Александр Бикбов - Грамматика порядка. Историческая социология понятий, которые меняют нашу реальность
Следует отметить, что социопрофессиональные типологии, которые в рамках риторики «однородности» размывают отчетливые классовые деления, наиболее последовательно вводятся на узконаучном полюсе исследовательской литературы. Для экспертной (и далеко не всегда публичной) и, тем более, для доктринальной презентации разработок перед лицом государственной администрации социологи и экономисты прибегают к официальным понятиям-посредникам, при помощи которых совершают обратный перевод социопрофессиональных делений в классовые. Такую роль выполняют две кардинальных оппозиции: во-первых, «ручного и умственного труда», во-вторых, «города и деревни»[222]. Именно они функционируют как маркеры классовых различий при социализме. Оперируя статистическими показателями «частичного слияния рабочего класса с интеллигенцией»[223] или «индустриализации сельскохозяйственного труда» как доказательствами проектного движения к бесклассовому обществу[224], экспертная и публичная речь «социальной однородности» выстраивается в форме апологии снижающегося разрыва между этими полюсами. Итогом операций двойного перевода становятся, на первый взгляд, бессодержательные формулы, подобные этой: «С установлением политической власти рабочего класса социальная функция образования… направляется на преодоление классовых различий и достижение социальной однородности обществ»[225].
В целом представление социальной структуры периода «социальной однородности» содержит по меньшей мере три взаимосвязанные и отчасти взаимопереводимые понятийные типологии. Во-первых, это наделенная высшей доктринальной легитимностью трехчленная модель «рабочие – крестьянство – служащие (интеллигенция)», которую мы обнаруживаем на переднем плане официальных выступлений, в корневых рубрикаторах и теоретическом оформлении академической и экспертной речи.

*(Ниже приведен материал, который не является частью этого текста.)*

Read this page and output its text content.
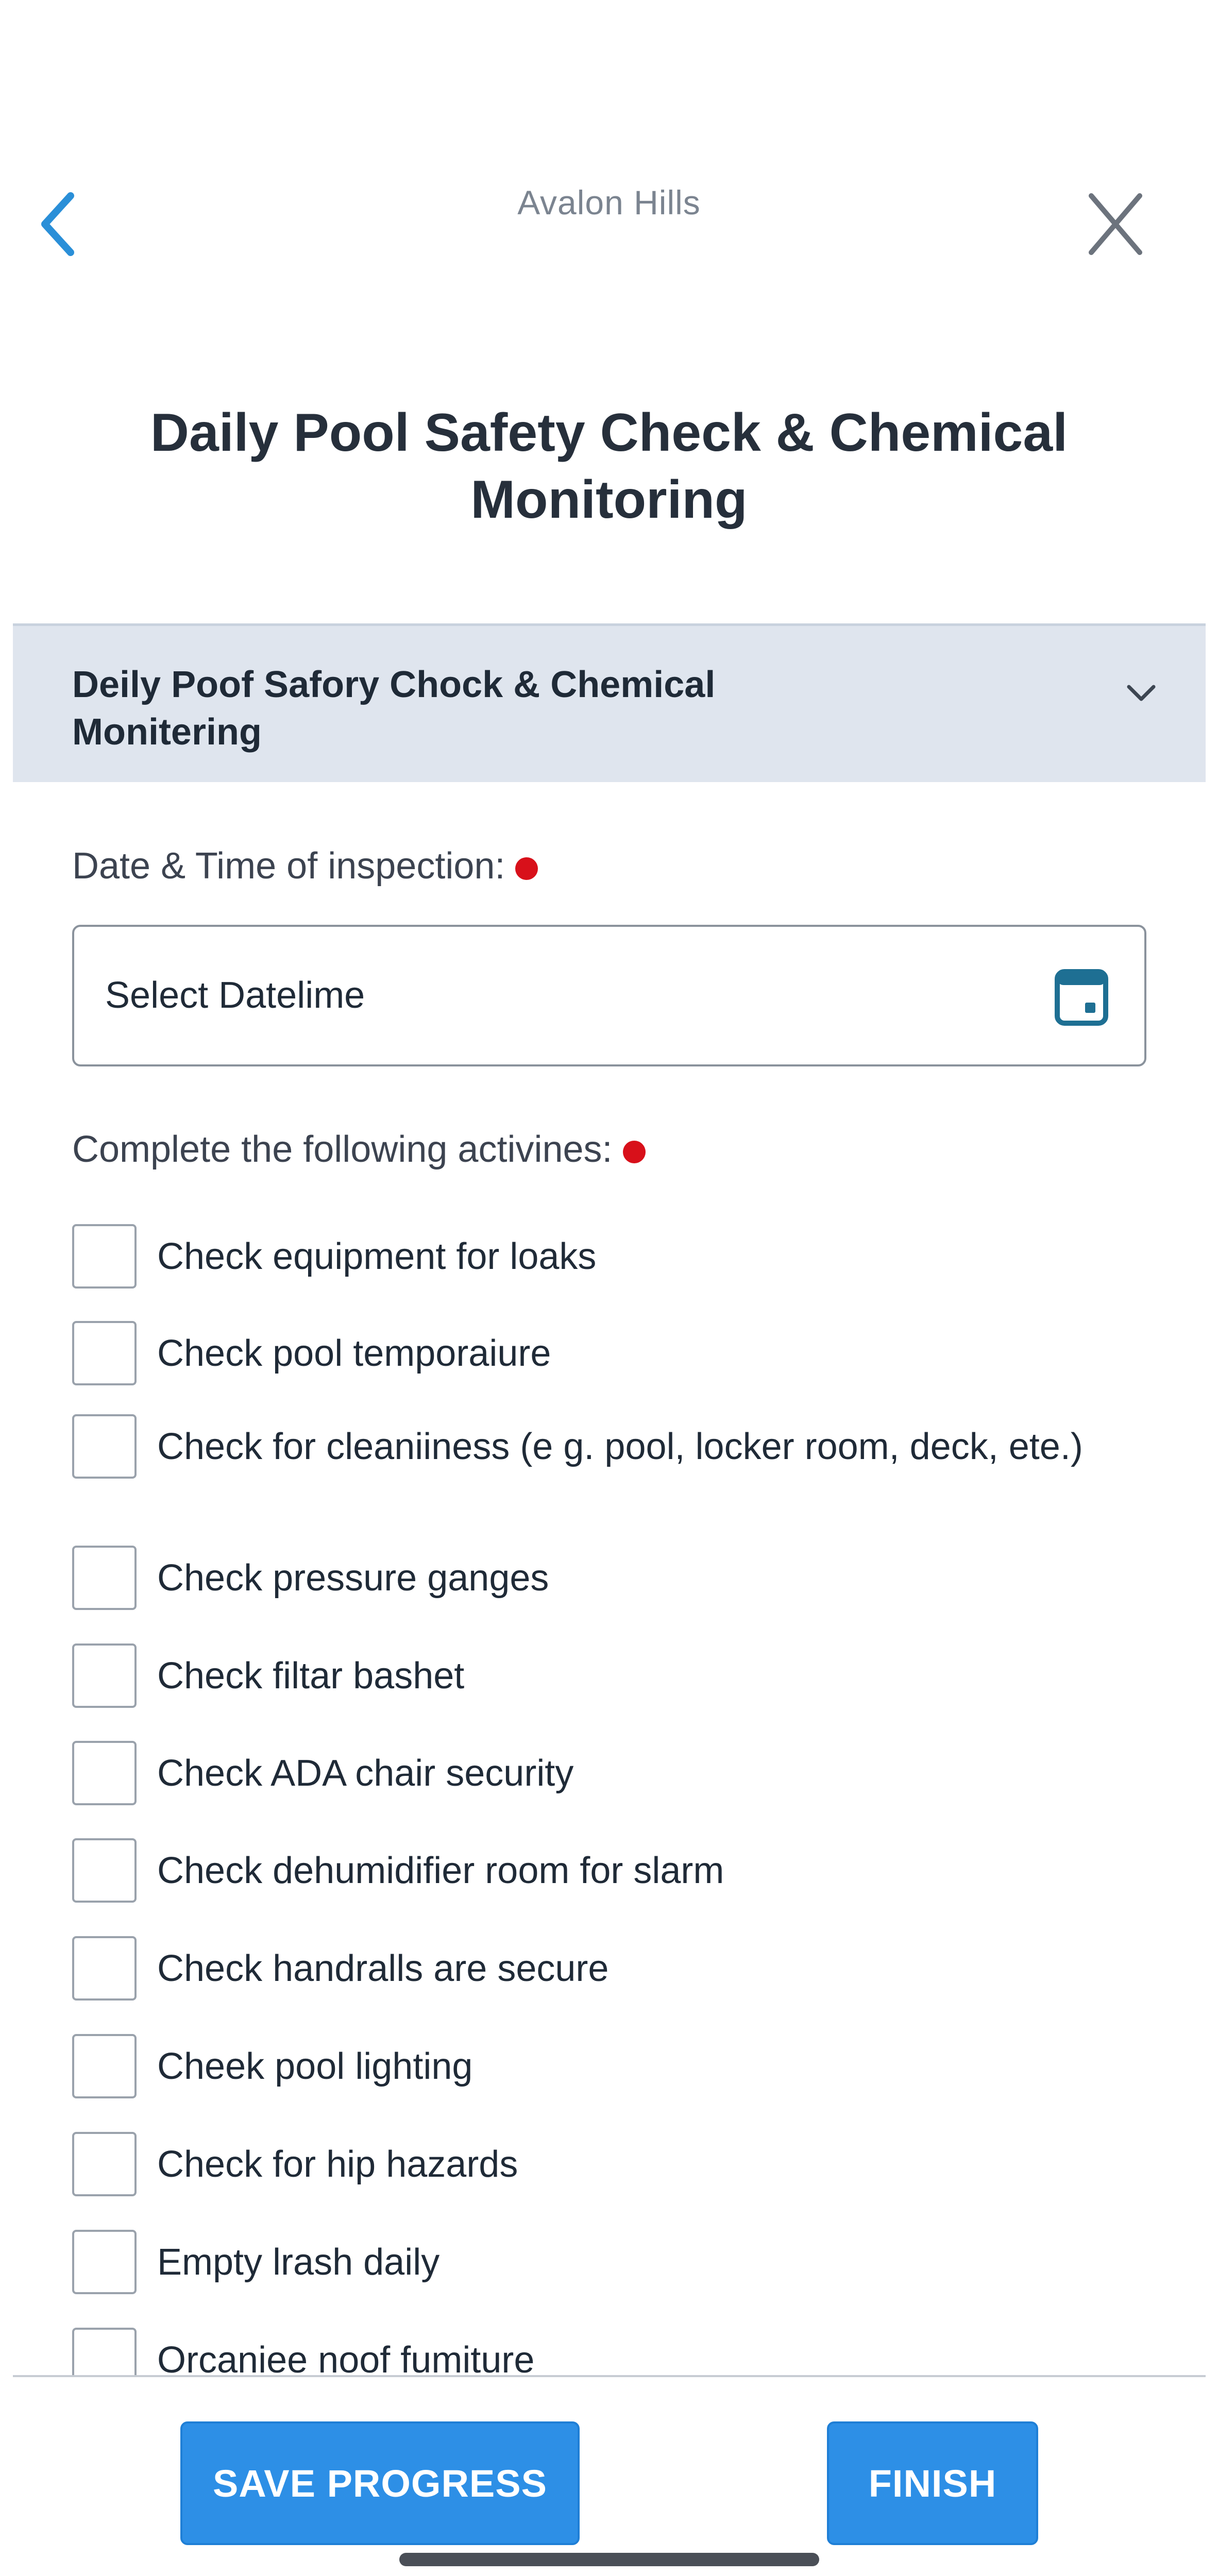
Avalon Hills
Daily Pool Safety Check & Chemical Monitoring
Deily Poof Safory Chock & Chemical Monitering
Date & Time of inspection:
Select Datelime
Complete the following activines:
Check equipment for loaks
Check pool temporaiure
Check for cleaniiness (e g. pool, locker room, deck, ete.)
Check pressure ganges
Check filtar bashet
Check ADA chair security
Check dehumidifier room for slarm
Check handralls are secure
Cheek pool lighting
Check for hip hazards
Empty lrash daily
Orcaniee noof fumiture
SAVE PROGRESS	FINISH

Во-вторых, это социопрофессиональные типологии на полюсе описательной статистики и административной экспертизы, которые, в зависимости от прагматики, могут ограничиваться обширными отраслевыми распределениями в статистических справочниках, например числом работников в промышленности, сельском хозяйстве, транспорте, строительстве, торговле и т. д.[226], или дифференцировать каждую отрасль по характеру труда, к примеру, выделяя «рабочих», «инженерно-технических работников» и «служащих» в промышленности[227]. В-третьих, это исследовательские типологии, основанные на комбинации показателей: профессиональной принадлежности, полученного образования, наличия руководящих функций, – которые позволяют различать, например, «учителей», «инженеров», «работников сферы обслуживания», «квалифицированных рабочих-машиностроителей» и т. д.[228] Типологии третьего типа выстраиваются с учетом их возможного перевода на язык классовых различий (в первую очередь в бинарных терминах «город и деревня», «ручной и умственный труд»), однако очевидно, не в меньшей степени они обязаны языку международных, в частности американских, социологических классификаций. Третий тип полнее прочих согласуется с введением третьей социальной силы в официальное представление социальной структуры СССР. Чаще и детальнее он кодирует внутренние деления паракласса «интеллигенции, или специалистов», нежели двух других классов. Ту же характеристику словаря социальных различий позднесоветского периода можно передать иначе. Следуя за методологическим сдвигом от классовых типологий к социопрофессиональным, который в 1960-1980-е годы характерен для международных социальных наук в целом и совпадает с ростом числа исследований, советские авторы оперируют параклассовыми подкатегориями «бесклассового общества»: «интеллигенции» и «служащих» – там, где в ряде международных публикаций в подобных случаях вводится деполитизированная терминология «среднего класса».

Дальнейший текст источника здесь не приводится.